Safe Rooms for Safer Workplaces
Similarly, an increasing number of organizations—from conventional workplaces to non-profits, religious organizations, and schools—are looking at “safe room”/”panic room” conversions.
“In a way,” Jim explains, “It’s no different than preparing for a tornado: Building owners are looking at hardening conference rooms and other spaces on each floor. They’re creating designated safe spaces. This gives those building occupants options in an emergency.”
TSS can convert almost any space into a safe room. “It could be a storage room,” Jim says. “It could be a copy room, a conference room—it could be anything. We’re able to create areas throughout the building where the employees can shelter. You can have a space that’s an attractive, normal meeting space daily—but also a life-saving safe room if the worst comes to worst.”
New Solutions for Evolving Threats
School security has become an increasing concern globally—and accounts for a correspondingly larger portion of what TSS does on a daily basis. But some traditional bullet-resistant materials weren’t a great fit for schools. As a response, TSS recently released DEFENDER Ballistic Insulated Glass. This is an insulated indoor/outdoor “vandalism-resistant” security window glazing. It carries both a UL bullet resistance rating and demonstrated forced-entry resistance.
Instead of relying on thermoplastics (as with traditional bullet-resistant windows), DEFENDER is an all-glass security window glazing. It’s been specially annealed and laminated to make it harder and stronger, while retaining the glass’s impermeability and chemically inert qualities. It can even be customized with tinting and Low E enhancements.

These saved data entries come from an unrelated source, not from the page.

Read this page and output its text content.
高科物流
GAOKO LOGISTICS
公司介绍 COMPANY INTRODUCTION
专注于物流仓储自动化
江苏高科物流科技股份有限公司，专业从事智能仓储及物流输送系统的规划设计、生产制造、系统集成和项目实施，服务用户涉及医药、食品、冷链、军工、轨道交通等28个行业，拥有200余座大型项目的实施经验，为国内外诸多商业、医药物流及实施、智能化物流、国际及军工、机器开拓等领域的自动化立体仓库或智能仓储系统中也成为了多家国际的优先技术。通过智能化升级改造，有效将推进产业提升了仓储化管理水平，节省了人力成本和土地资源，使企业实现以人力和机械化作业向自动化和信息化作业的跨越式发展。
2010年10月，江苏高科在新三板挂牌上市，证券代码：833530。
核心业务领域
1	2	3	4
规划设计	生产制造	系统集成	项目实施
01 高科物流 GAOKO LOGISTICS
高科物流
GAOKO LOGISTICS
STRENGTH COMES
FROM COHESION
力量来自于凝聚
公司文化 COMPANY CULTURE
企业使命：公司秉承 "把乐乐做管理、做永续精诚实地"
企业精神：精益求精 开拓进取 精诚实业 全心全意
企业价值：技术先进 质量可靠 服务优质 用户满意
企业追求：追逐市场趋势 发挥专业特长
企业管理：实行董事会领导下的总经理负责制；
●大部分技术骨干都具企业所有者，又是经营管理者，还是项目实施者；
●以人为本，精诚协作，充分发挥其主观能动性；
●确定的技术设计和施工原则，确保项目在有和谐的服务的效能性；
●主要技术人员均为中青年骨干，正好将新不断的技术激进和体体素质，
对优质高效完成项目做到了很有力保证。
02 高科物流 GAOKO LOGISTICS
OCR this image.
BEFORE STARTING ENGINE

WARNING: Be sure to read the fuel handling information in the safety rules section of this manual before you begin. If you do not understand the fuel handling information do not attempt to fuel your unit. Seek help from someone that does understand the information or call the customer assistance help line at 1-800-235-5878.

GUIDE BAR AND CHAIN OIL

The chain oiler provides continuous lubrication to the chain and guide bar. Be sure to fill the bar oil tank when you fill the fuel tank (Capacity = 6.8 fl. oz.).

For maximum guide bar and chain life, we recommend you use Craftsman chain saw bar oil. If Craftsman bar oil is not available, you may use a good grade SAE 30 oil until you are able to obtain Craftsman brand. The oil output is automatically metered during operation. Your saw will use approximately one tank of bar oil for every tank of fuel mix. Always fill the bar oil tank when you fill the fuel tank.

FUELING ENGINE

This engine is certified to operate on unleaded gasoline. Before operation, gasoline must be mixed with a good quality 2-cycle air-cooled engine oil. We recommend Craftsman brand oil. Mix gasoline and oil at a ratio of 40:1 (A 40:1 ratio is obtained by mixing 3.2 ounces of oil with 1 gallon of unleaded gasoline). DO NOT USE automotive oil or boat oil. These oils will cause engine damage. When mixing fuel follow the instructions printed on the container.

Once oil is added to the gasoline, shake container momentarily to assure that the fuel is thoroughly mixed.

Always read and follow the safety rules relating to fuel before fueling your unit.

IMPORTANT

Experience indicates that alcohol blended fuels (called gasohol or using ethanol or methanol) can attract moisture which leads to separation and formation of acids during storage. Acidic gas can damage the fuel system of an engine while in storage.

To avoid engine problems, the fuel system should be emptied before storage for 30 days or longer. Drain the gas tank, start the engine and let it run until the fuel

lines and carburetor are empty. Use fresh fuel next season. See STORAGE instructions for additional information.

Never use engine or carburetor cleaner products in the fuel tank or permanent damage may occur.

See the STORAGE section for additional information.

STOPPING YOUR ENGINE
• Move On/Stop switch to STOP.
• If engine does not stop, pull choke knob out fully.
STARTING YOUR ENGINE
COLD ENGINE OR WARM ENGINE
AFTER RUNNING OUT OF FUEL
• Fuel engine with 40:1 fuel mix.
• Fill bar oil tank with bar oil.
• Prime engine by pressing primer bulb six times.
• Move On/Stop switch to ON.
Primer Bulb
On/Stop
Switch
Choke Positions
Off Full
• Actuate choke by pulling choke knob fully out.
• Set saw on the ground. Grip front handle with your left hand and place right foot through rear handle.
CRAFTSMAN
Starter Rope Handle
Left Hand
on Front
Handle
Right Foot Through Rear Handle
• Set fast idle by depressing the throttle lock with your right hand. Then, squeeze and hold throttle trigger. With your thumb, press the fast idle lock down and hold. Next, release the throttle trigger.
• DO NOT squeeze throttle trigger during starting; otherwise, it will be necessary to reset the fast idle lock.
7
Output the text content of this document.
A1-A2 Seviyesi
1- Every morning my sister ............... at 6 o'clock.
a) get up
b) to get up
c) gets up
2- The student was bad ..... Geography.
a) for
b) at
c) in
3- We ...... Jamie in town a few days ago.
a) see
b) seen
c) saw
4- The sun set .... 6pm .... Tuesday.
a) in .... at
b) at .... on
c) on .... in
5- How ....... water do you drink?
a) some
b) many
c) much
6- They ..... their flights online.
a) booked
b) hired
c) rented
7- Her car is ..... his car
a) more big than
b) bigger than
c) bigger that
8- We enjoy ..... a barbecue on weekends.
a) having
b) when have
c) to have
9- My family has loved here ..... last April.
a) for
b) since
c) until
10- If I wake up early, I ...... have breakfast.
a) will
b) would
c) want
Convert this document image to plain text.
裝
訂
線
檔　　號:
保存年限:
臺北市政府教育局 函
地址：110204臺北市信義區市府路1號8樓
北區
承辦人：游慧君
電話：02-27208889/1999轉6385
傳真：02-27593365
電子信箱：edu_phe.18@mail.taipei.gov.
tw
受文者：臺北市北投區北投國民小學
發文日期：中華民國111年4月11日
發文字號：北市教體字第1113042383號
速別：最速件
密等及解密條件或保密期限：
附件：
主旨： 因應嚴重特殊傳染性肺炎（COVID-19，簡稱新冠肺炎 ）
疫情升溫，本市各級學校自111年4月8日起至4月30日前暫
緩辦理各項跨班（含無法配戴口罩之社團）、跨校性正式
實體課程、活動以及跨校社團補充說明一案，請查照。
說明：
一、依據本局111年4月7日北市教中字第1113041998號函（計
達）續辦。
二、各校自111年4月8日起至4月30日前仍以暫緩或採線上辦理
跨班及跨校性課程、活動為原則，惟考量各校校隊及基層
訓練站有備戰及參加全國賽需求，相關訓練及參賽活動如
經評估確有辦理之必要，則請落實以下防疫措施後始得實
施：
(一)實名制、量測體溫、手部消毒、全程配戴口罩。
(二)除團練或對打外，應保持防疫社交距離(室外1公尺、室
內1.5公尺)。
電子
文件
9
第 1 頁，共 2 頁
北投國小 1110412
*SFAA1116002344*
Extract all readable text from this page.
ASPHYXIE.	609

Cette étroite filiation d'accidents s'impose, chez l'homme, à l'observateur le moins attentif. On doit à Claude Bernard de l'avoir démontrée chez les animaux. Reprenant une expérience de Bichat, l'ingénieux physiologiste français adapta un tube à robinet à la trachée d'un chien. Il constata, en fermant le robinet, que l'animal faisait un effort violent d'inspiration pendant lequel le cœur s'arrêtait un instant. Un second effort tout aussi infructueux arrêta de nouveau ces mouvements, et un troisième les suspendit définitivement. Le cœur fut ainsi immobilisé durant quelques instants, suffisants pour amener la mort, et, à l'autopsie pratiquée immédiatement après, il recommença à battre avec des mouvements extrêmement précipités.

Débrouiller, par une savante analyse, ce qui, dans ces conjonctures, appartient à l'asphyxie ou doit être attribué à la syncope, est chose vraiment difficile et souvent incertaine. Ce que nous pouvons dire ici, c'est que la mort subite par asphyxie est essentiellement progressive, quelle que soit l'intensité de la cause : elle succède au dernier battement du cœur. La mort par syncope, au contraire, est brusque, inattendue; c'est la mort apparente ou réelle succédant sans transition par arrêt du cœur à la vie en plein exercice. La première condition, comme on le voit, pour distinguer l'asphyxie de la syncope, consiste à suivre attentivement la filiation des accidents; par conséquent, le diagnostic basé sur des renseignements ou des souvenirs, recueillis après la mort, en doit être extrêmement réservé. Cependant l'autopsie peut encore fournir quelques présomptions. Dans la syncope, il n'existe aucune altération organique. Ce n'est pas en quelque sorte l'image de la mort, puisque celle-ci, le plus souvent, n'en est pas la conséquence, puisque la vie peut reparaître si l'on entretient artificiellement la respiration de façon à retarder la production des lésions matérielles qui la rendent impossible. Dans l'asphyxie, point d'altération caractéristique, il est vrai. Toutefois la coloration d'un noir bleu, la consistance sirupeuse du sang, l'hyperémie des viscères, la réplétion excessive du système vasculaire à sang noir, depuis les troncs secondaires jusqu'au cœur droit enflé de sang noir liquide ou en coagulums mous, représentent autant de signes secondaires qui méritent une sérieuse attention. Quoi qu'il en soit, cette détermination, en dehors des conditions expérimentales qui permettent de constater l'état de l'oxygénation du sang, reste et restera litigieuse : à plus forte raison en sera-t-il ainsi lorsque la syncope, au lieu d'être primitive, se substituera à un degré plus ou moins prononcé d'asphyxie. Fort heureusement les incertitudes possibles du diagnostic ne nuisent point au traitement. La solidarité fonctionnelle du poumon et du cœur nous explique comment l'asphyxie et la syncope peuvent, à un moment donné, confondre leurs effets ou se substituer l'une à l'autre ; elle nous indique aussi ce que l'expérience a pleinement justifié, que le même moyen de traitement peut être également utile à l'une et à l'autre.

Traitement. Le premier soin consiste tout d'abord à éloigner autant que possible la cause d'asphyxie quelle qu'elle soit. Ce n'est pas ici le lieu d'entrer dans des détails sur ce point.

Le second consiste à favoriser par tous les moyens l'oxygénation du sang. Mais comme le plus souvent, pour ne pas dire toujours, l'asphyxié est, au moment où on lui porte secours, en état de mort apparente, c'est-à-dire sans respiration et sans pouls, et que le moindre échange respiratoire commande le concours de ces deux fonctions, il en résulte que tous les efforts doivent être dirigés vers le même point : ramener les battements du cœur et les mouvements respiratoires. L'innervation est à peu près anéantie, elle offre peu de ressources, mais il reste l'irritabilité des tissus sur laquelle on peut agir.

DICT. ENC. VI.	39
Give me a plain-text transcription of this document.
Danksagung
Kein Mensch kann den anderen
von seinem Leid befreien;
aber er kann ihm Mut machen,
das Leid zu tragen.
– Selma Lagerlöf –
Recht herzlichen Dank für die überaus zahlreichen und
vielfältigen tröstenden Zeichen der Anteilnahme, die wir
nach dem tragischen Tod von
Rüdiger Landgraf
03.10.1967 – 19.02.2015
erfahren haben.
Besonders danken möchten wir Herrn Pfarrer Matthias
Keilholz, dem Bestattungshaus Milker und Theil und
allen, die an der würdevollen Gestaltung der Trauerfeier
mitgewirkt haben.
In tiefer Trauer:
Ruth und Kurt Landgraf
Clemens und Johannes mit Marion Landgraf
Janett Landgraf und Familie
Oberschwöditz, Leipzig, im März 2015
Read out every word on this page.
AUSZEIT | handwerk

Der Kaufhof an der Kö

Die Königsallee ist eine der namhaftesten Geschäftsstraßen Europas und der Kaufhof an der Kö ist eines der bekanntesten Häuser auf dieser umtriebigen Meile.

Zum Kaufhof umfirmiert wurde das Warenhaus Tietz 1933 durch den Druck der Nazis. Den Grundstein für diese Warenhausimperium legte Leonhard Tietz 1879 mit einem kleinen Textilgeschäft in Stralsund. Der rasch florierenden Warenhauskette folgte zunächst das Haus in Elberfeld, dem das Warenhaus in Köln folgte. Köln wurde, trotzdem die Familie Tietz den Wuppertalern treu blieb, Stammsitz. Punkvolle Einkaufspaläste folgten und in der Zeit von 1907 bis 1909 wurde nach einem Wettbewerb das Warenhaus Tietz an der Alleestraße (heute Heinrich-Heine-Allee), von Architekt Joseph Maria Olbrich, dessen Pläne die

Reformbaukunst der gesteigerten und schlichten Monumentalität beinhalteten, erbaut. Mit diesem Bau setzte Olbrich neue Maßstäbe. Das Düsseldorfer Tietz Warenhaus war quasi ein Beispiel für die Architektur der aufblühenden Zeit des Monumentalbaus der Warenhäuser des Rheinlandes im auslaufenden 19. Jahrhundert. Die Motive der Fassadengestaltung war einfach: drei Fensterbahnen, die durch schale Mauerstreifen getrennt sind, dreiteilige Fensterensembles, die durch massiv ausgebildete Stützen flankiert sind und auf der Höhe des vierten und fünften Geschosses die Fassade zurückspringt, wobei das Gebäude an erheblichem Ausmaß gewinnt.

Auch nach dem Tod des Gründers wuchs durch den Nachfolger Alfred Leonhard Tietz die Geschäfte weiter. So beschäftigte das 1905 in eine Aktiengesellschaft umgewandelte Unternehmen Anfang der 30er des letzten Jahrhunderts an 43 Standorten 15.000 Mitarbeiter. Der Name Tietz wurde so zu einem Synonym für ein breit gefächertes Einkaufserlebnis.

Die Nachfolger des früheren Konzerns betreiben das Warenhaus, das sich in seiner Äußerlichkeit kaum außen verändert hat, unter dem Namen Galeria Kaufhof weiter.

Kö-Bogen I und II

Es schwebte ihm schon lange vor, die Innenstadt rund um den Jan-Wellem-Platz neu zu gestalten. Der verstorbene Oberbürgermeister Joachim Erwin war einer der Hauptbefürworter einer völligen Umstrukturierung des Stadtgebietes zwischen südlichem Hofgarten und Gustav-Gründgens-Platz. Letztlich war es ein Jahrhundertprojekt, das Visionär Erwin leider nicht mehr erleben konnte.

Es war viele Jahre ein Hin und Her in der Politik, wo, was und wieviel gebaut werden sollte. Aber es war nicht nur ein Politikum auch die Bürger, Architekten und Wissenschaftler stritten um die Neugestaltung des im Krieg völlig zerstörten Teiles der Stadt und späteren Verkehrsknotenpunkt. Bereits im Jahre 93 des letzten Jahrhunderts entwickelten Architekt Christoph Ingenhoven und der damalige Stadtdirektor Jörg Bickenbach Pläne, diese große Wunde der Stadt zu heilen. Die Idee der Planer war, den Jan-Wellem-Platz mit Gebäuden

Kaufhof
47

“This is an all-around performance security window glazing,” Jim says. “In contrast to traditional security glazings, which are optimized to meet one specific security goal, this product is good in many situations. It’s the first time we’ve been able to make something like this available. It’s a security window material that really is suited to everything that goes on at a school, community center, or house of worship—both in an extreme situation, and on a daily basis.”
Likewise, as clients have asked for solutions to help them move forward during the global pandemic, TSS has worked with their designers and engineers to pioneer new fixed and mobile safety systems like VirusGuard barriers.
Building Total Workplace Security Solutions
“A year ago, if you’d told my workers ‘Listen: we’re going to be ‘essential’ when a global pandemic stops this country in its tracks,’ they would have looked at you like you were crazy. But they’re living it every day now. And it isn’t surprising. This is just one more threat we hadn’t really imagined before it came, and so reducing that threat is one more part of building total security solutions for our customers.”